Sie kam immer gleich auf den Punkt. So war seine Mutter von jeher gewesen. Seitdem sein Bruder William ums Leben gekommen war, ließ sie sich noch schwerer zufriedenstellen.

„Um neun treffe ich mich mit der Maklerin. Wir schauen uns heute zwei Immobilien an. Ich bin optimistisch.“ Das war gelogen. Daniel war alles andere als zuversichtlich, musste die Fassade aber aufrechterhalten. Es war seine Idee gewesen, den langjährigen Traum seiner Mutter umzusetzen und eine Stone’s-Filiale in New York zu eröffnen. Stone’s war eine erfolgreiche, familiengeführte Kaufhauskette mit Hauptsitz in Großbritannien. Obwohl er gehofft hatte, sie damit glücklich zu machen, hatte er bisher nur erreicht, dass er sich selbst infrage stellte. Seit drei Wochen war er nun in Manhattan und hatte nach wie vor nichts in der Hand.

„Rufst du mich nach den Besichtigungen an?“, fragte sie.

„Halte ich dich nicht immer auf dem Laufenden?“ Es ärgerte Daniel, dass sie ihm so wenig vertraute. Seit er erwachsen war, arbeitete er für die Familie. Jahrelang war er zweiter Vorsitzender nach seinem Bruder gewesen, bis dessen schwarzer Aston Martin vor einem Jahr außerhalb Londons auf einer Ölspur ins Schlingern gekommen und von einer Brücke gestürzt war. Es war nicht das erste tragische Ereignis in der Familie Stone gewesen, doch dieses hatte sie alle schwer getroffen.

Daniels Vater verschwendete seine Zeit und einen beträchtlichen Teil des Familienvermögens inzwischen darauf, die Welt zu umsegeln. Kein Boot war schnell, kein Ozean gefährlich genug. Momentan hielt er sich vor der Küste Westafrikas auf. Seiner Mutter gefiel das neue Hobby ganz und gar nicht, obwohl sie ähnlich sorglos mit dem Familienunternehmen umging. Daniel kam sich manchmal vor wie ein Babysitter. Frustrierenderweise musste er sich trotzdem ständig vor ihnen rechtfertigen.

„Darf ich davon ausgehen, dass du für die Empire State Fashion Show heute Abend vorbereitet bist?“, fragte seine Mutter.
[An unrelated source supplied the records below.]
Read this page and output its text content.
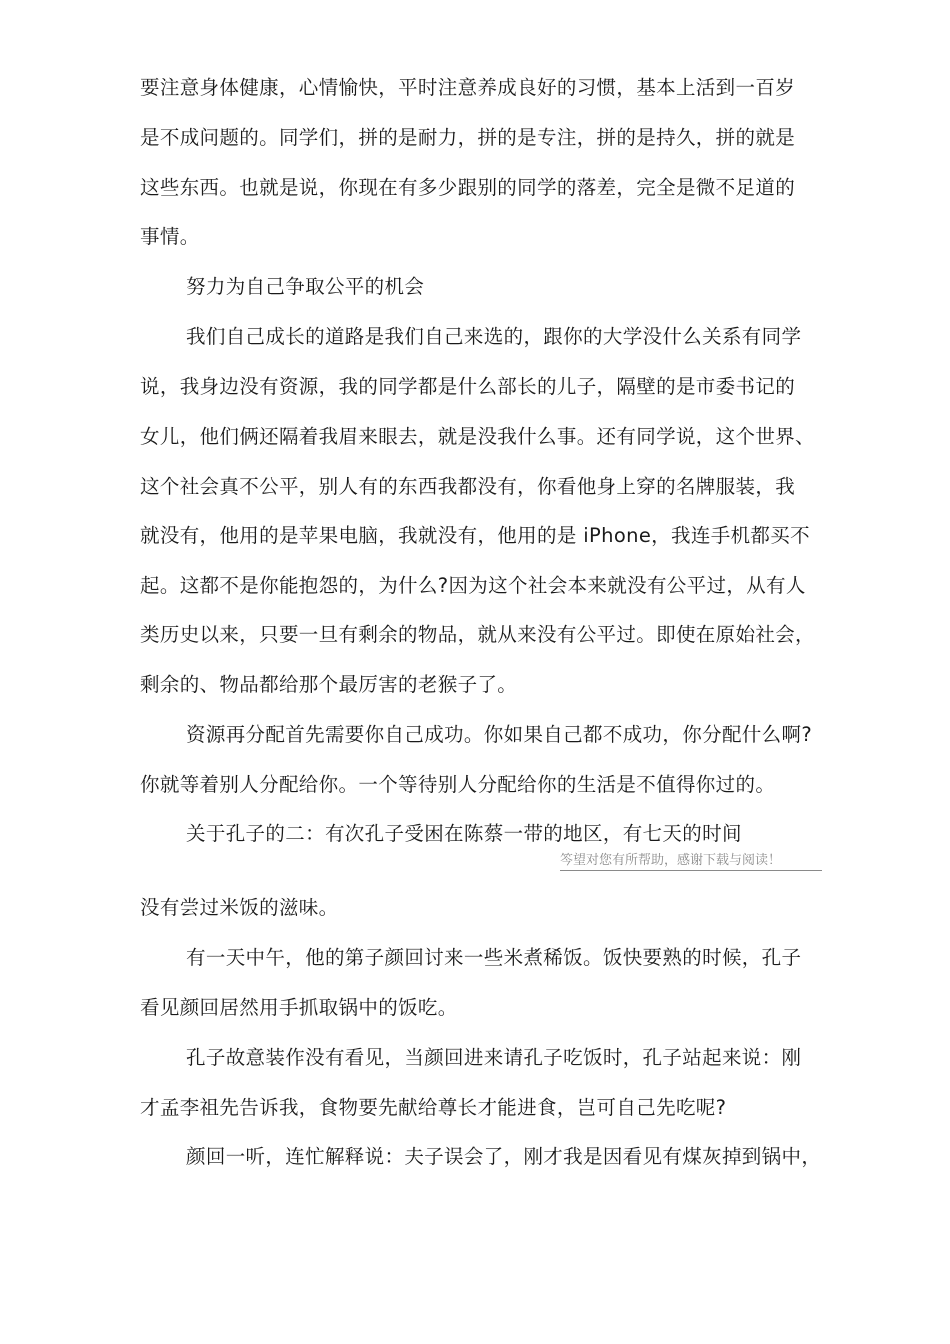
要注意身体健康，心情愉快，平时注意养成良好的习惯，基本上活到一百岁
是不成问题的。同学们，拼的是耐力，拼的是专注，拼的是持久，拼的就是
这些东西。也就是说，你现在有多少跟别的同学的落差，完全是微不足道的
事情。
努力为自己争取公平的机会
我们自己成长的道路是我们自己来选的，跟你的大学没什么关系有同学
说，我身边没有资源，我的同学都是什么部长的儿子，隔壁的是市委书记的
女儿，他们俩还隔着我眉来眼去，就是没我什么事。还有同学说，这个世界、
这个社会真不公平，别人有的东西我都没有，你看他身上穿的名牌服装，我
就没有，他用的是苹果电脑，我就没有，他用的是 iPhone，我连手机都买不
起。这都不是你能抱怨的，为什么?因为这个社会本来就没有公平过，从有人
类历史以来，只要一旦有剩余的物品，就从来没有公平过。即使在原始社会，
剩余的、物品都给那个最厉害的老猴子了。
资源再分配首先需要你自己成功。你如果自己都不成功，你分配什么啊?
你就等着别人分配给你。一个等待别人分配给你的生活是不值得你过的。
关于孔子的二：有次孔子受困在陈蔡一带的地区，有七天的时间
笒望对您有所帮助，感谢下载与阅读！
没有尝过米饭的滋味。
有一天中午，他的第子颜回讨来一些米煮稀饭。饭快要熟的时候，孔子
看见颜回居然用手抓取锅中的饭吃。
孔子故意装作没有看见，当颜回进来请孔子吃饭时，孔子站起来说：刚
才孟李祖先告诉我，食物要先献给尊长才能进食，岂可自己先吃呢?
颜回一听，连忙解释说：夫子误会了，刚才我是因看见有煤灰掉到锅中，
Sie achtete penibel auf jedes Detail, auch wenn er mittlerweile vierunddreißig Jahre alt war und sie ihm damit gehörig auf die Nerven ging. „Das bin ich.“

„Nimmst du jemanden mit?“

„Ich war in letzter Zeit ziemlich beschäftigt.“ Daniel war nicht nach New York gekommen, um neue Freunde zu finden, und sicher nicht, um ein Verhältnis anzufangen. Frauen verkomplizierten das Leben nur. Er war hier, um seinen Eltern zu zeigen, dass er alles unter Kontrolle hatte und es für sie beide Zeit wurde, in den Ruhestand zu treten. William war ihr Goldjunge gewesen, und Daniel weigerte sich, weiterhin als das schwarze Schaf der Familie dazustehen, nur weil er und sein Bruder sich am Abend des Unfalls gestritten hatten.
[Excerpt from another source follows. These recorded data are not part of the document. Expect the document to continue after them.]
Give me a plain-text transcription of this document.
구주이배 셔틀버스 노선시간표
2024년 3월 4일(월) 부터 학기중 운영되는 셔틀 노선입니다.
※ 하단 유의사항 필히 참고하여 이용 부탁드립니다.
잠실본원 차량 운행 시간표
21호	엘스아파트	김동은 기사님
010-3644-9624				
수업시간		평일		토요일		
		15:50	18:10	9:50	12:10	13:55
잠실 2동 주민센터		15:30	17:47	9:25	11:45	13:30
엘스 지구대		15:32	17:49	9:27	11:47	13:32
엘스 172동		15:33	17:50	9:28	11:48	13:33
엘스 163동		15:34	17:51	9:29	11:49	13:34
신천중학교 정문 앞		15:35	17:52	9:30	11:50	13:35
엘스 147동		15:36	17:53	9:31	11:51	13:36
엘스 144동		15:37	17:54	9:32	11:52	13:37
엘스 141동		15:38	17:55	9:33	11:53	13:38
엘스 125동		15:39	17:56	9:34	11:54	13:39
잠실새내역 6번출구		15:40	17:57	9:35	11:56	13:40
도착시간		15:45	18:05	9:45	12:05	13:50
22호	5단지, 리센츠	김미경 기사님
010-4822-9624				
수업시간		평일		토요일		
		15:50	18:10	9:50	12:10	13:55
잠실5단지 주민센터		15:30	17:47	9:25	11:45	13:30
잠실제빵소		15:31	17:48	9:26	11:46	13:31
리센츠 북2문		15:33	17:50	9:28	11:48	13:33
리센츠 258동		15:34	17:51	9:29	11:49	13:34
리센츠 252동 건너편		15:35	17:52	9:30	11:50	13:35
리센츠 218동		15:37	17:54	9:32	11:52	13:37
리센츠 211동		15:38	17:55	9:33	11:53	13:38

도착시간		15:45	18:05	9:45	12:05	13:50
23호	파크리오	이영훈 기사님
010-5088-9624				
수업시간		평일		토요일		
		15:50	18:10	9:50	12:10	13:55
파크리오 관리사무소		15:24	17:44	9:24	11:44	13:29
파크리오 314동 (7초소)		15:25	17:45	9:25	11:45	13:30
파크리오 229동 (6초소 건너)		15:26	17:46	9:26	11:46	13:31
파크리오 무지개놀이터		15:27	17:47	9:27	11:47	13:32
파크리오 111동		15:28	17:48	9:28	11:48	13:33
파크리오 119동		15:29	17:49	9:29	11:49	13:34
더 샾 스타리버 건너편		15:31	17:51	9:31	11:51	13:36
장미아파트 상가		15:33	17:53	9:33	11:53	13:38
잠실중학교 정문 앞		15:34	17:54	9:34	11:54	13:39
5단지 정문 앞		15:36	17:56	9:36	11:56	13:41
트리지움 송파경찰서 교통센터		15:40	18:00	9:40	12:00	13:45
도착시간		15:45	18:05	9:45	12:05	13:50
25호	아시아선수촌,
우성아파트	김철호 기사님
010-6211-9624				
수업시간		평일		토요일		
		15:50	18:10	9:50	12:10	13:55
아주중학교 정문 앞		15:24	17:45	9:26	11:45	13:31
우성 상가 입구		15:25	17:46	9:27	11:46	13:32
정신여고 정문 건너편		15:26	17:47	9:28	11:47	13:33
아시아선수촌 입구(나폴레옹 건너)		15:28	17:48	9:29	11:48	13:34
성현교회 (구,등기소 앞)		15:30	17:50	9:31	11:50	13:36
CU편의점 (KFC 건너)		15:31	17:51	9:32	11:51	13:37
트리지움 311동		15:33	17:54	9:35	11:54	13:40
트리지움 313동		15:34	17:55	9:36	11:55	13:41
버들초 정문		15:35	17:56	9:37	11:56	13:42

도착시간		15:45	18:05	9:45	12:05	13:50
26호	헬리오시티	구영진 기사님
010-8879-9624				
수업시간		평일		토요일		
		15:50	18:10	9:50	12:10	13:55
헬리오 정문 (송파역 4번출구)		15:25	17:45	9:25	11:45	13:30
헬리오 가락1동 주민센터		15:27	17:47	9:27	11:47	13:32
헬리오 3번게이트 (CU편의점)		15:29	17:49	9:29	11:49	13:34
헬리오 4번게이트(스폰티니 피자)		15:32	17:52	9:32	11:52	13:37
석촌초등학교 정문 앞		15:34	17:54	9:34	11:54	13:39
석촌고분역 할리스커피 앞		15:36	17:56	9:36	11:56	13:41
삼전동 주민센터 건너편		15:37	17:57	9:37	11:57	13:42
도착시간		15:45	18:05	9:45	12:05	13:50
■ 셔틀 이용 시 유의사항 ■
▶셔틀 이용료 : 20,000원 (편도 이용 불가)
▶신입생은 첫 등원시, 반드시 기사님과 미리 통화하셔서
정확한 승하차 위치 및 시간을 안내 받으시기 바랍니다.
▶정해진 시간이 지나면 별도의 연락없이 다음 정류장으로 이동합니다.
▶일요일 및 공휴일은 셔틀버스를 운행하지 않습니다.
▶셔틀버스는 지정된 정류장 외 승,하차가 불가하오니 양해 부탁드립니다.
„Das heißt dann wohl Nein. Bitte sag mir, du weißt noch, was du zu tun hast.“

„Ich soll Nora Bradford ausfindig machen und sie überreden, eine Exklusiv-Kollektion für Stone’s zu entwerfen.“

„Ich kann nicht oft genug betonen, wie wichtig das für uns ist. Eden’s ist ihr nie gerecht geworden. Sie verschwendet ihr Talent, wenn sie eine gesamte Kollektion ihrer traumhaften Kleider einem zweitklassigen Kaufhaus zur Verfügung stellt.“

Daniel verkniff sich eine Erwiderung. Als er angefangen hatte, sich um die Eröffnung von Stone’s in New York zu kümmern, war ihm nicht bewusst gewesen, dass seine Mutter noch immer eine Rechnung mit dem Eden’s offen hatte. Sonst hätte er es niemals vorgeschlagen. „Es ist nicht zweitklassig. Ich habe es mir angesehen.“

„Dann irrst du dich. Außerdem weißt du genau, wie sehr ich Victoria Eden verabscheut habe. Die Frau war nur auf Rache aus.“

Victoria Eden, die Gründerin von Eden’s, hatte seiner Mutter vor Jahren den Weg ins Einzelhandelsgeschäft geebnet und sie für den Managerposten in der Hauptfiliale in Manhattan vorbereitet. Zeitweise hatte es überall auf der Welt Eden’s-Filialen gegeben, während Stone’s – das Kaufhaus seiner Großeltern – es nie so weit gebracht hatte. Seine Mutter war damals nach New York geschickt worden, um hinter das Erfolgsgeheimnis zu kommen. Doch als Victoria Wind davon bekam, feuerte sie seine Mutter und überzeugte die Lieferanten, nicht mehr mit Stone’s zusammenzuarbeiten, was das Unternehmen beinahe in den Ruin getrieben hatte. Seitdem waren die beiden Familien verfeindet.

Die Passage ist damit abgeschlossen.